During its brief history as a publicly traded company, the cryptocurrency exchange Global Coinbase (NASDAQ: COIN) exceeded expectations by an incredible margin. For example, analysts believed the company would report a profit of $ 2.33 per share in the second quarter of 2021. Coinbase actually made a profit of $ 6.42, beating estimates by 176%.
But according to TipRanks, analysts are extremely divided over Coinbase stock, which is trading at around $ 260 per share at the time of writing. Price targets are as high as $ 500 and as low as $ 220. Obviously, Wall Street doesn’t know what to think of this company.
Sometimes a confusion like this presents an opportunity for those who can see it clearly. It’s not clear if this applies to Coinbase stock, but it looks like the rise is underestimated here.
Develop the core business
Coinbase has two main groups of customers: institutional investors like hedge funds and retail investors like you and me. The company generated 88% of its total revenue in the second quarter by charging fees for transactions. But even though institutional investors have significantly more assets on the platform and trade more often, 95% of that transaction income comes from retail investors.
Coinbase needs to monetize institutional investors better, but for now let’s accept the business model for what it is. Based on the numbers we’ve seen, it needs to expand its retail investor user base to grow its core business, and it has a number of ways to do that.
First, Coinbase can expand the list of cryptocurrencies it supports. For those who don’t know, there is thousands cryptocurrencies, and each requires a specific support infrastructure. You can’t just throw them on the platform.
To the company’s credit, it added 22 new crypto assets in the second quarter alone, a quarterly record. And perhaps that is part of the reason why it has seen a strong growth in the number of users. It had 8.8 million monthly transaction users in the second quarter, down from just 1.5 million in the same quarter last year.
Second, Coinbase can go international. At present, the company is working to enter Germany and Japan. This is a challenge, as each country has its own regulations regarding cryptocurrencies. However, with such a small user base, Coinbase has an oversized chance to grow by expanding its network overseas.
Many investors rightly approach Coinbase shares with great caution. Cryptocurrency has always been volatile, motivating people to trade often. Remember: the business profits disproportionately with frequent transactions. Therefore, if trade declines with increased stability of the cryptocurrency, its business model could collapse.

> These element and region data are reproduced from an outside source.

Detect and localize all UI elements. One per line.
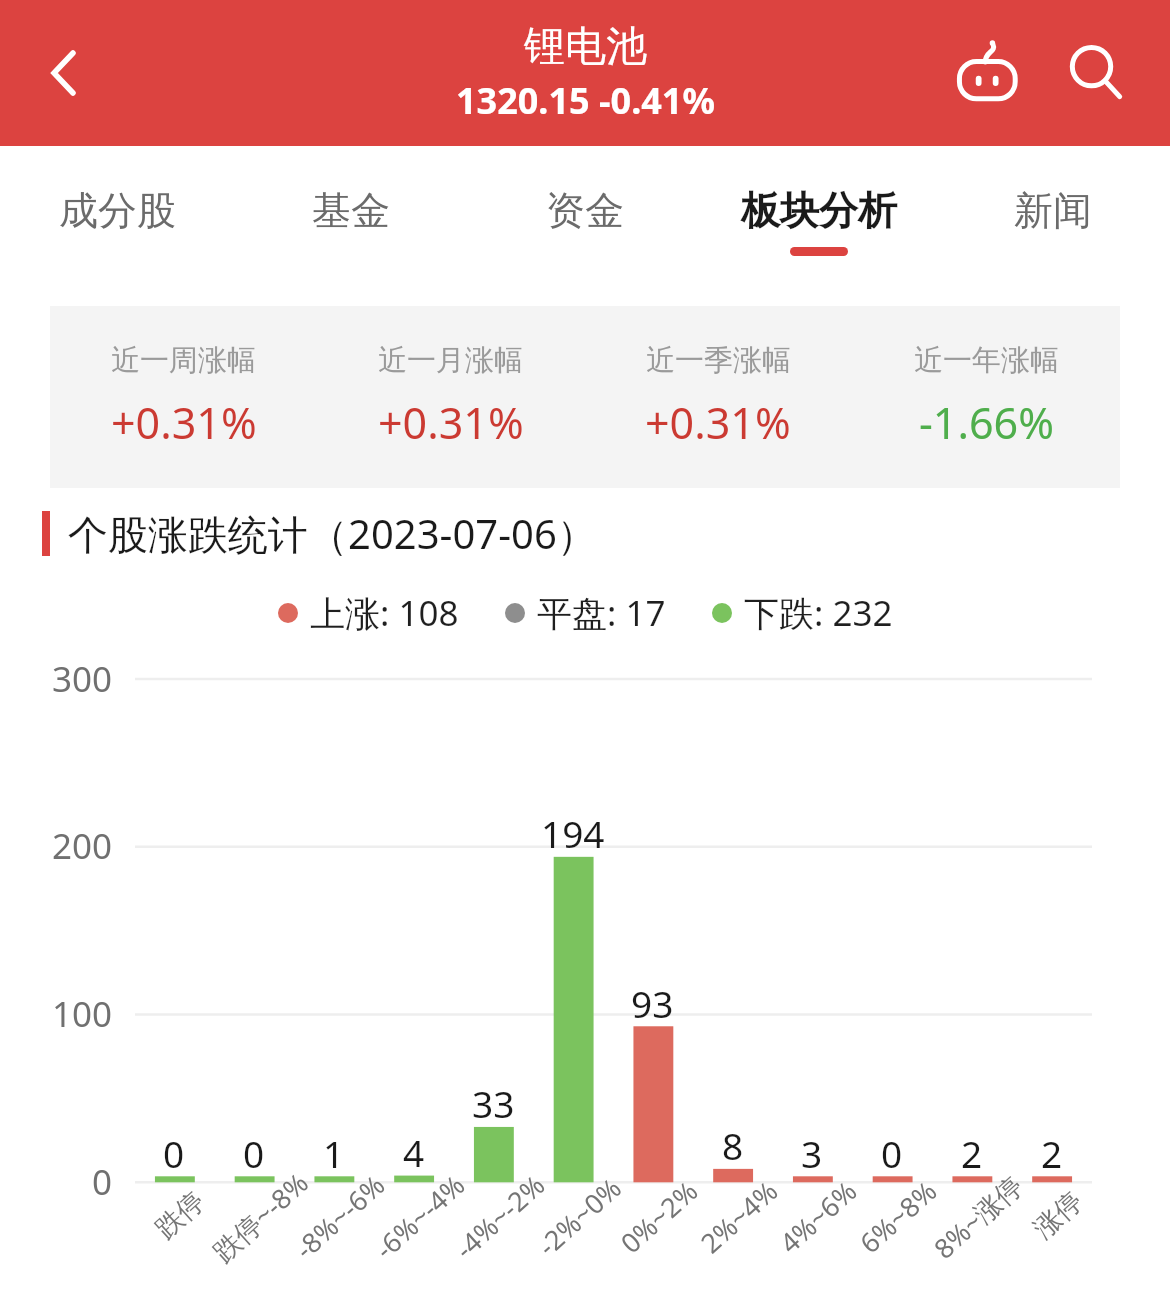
staticText: 93	[631, 978, 674, 1028]
staticText: 300	[52, 655, 113, 703]
staticText: 2	[1041, 1128, 1063, 1178]
staticText: 1	[323, 1128, 345, 1178]
staticText: -2%~0%	[530, 1169, 629, 1264]
button[interactable]: Back	[18, 27, 110, 119]
button[interactable]: Search	[1048, 25, 1144, 121]
staticText: 跌停	[149, 1184, 212, 1246]
staticText: 8	[722, 1120, 744, 1170]
staticText: 4	[403, 1127, 425, 1177]
staticText: 0	[243, 1128, 265, 1178]
staticText: 194	[541, 808, 605, 858]
staticText: 跌停~-8%	[205, 1164, 316, 1269]
button[interactable]: 板块分析	[702, 146, 936, 296]
staticText: 0	[881, 1128, 903, 1178]
button[interactable]: 上涨: 108	[278, 589, 459, 637]
staticText: 下跌: 232	[744, 589, 893, 637]
staticText: 2	[961, 1128, 983, 1178]
staticText: 0%~2%	[612, 1172, 706, 1261]
staticText: +0.31%	[111, 393, 257, 452]
staticText: +0.31%	[645, 393, 791, 452]
button[interactable]: 资金	[468, 146, 702, 296]
staticText: -6%~-4%	[367, 1166, 472, 1267]
button[interactable]: AI assistant	[940, 25, 1036, 121]
button[interactable]: 成分股	[0, 146, 234, 296]
button[interactable]: 平盘: 17	[505, 589, 666, 637]
staticText: 资金	[546, 186, 624, 235]
staticText: 平盘: 17	[537, 589, 666, 637]
button[interactable]: 新闻	[936, 146, 1170, 296]
staticText: 近一周涨幅	[111, 342, 256, 379]
staticText: 上涨: 108	[310, 589, 459, 637]
staticText: 基金	[312, 186, 390, 235]
staticText: -4%~-2%	[447, 1166, 552, 1267]
staticText: 0	[163, 1128, 185, 1178]
staticText: 6%~8%	[851, 1172, 944, 1261]
staticText: 锂电池	[524, 21, 647, 73]
staticText: 新闻	[1014, 186, 1092, 235]
staticText: 100	[52, 990, 113, 1038]
staticText: +0.31%	[378, 393, 524, 452]
staticText: 近一季涨幅	[646, 342, 791, 379]
staticText: 200	[52, 822, 113, 870]
staticText: 4%~6%	[771, 1172, 864, 1261]
staticText: 0	[92, 1158, 113, 1206]
staticText: 涨停	[1027, 1184, 1090, 1246]
staticText: -8%~-6%	[287, 1166, 392, 1267]
staticText: 个股涨跌统计（2023-07-06）	[68, 506, 597, 561]
staticText: -1.66%	[919, 393, 1054, 452]
staticText: 成分股	[59, 186, 176, 235]
staticText: 3	[801, 1128, 823, 1178]
staticText: 近一年涨幅	[914, 342, 1059, 379]
button[interactable]: 下跌: 232	[712, 589, 893, 637]
staticText: 8%~涨停	[926, 1167, 1030, 1266]
button[interactable]: 基金	[234, 146, 468, 296]
staticText: 近一月涨幅	[378, 342, 523, 379]
staticText: 板块分析	[741, 186, 897, 235]
staticText: 1320.15 -0.41%	[456, 76, 715, 125]
staticText: 2%~4%	[692, 1172, 786, 1261]
staticText: 33	[472, 1078, 515, 1128]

However, consider two things. First of all, potential Coinbase investors are compensated for this risk with low-cost action. The company is very profitable and trades only 22 times dragging profits, according to data from YCharts, an almost unprecedented valuation for a fintech share.
Second, Coinbase puts its money back into the business. According to management, its capital allocation strategy has 70% of the capital invested to improve the core business, 20% used for strategic investments and 10% devoted to innovation with new products. Experienced investors will recognize this last element as the desirable trait called optional.
Here are two examples of the optionality of Coinbase. First, the company supports popular cryptocurrency Bitcoin. But it now has a feature called Bitcoin Borrow, allowing users to borrow money using Bitcoin as collateral. It also recently launched Coinbase Card from Visa so that users can spend their cryptocurrency on everyday purchases.
Coinbase Cloud is a more compelling example of this option. Cryptocurrencies live on blockchains, but they’re not the only thing that can be built on the underlying blockchain technology. Various decentralized applications can also be built on blockchains, and Coinbase wants its cloud product to become the de facto these are built. Management envisions Coinbase Cloud becoming like Amazon Web services but for cryptocurrency. It could be a huge opportunity if cryptocurrency becomes a bigger and more sustainable movement.
A wallet turbocharger?
In summary, Coinbase stock is a risky investment, as its primary source of income has questionable longevity. However, the company cannot be completely ruled out, as its current growth gives it the option offered by its significant financial resources. Its non-transaction-based income has grown more than 15 times over the past 12 months, so it’s clear that Coinbase is mitigating the risks to its core business by developing other sources of income.
The cryptocurrency space is still young, so it’s hard to predict what it will look like in five to 10 years. However, if you are thinking that cryptocurrency is still in its infancy, then Coinbase stock seems worth adding to a diverse portfolio.
However, I wouldn’t make a big bet on Coinbase shares today. The risk that cryptocurrency trading volumes decline is still relevant. But if this company implements its vision, then even a small portfolio allocation could increase your overall returns in the years to come.
This article represents the opinion of the author, who may disagree with the âofficialâ recommendation position of a premium Motley Fool consulting service. We are motley! Challenging an investment thesis – even one of our own – helps us all to think critically about investing and make decisions that help us become smarter, happier, and richer.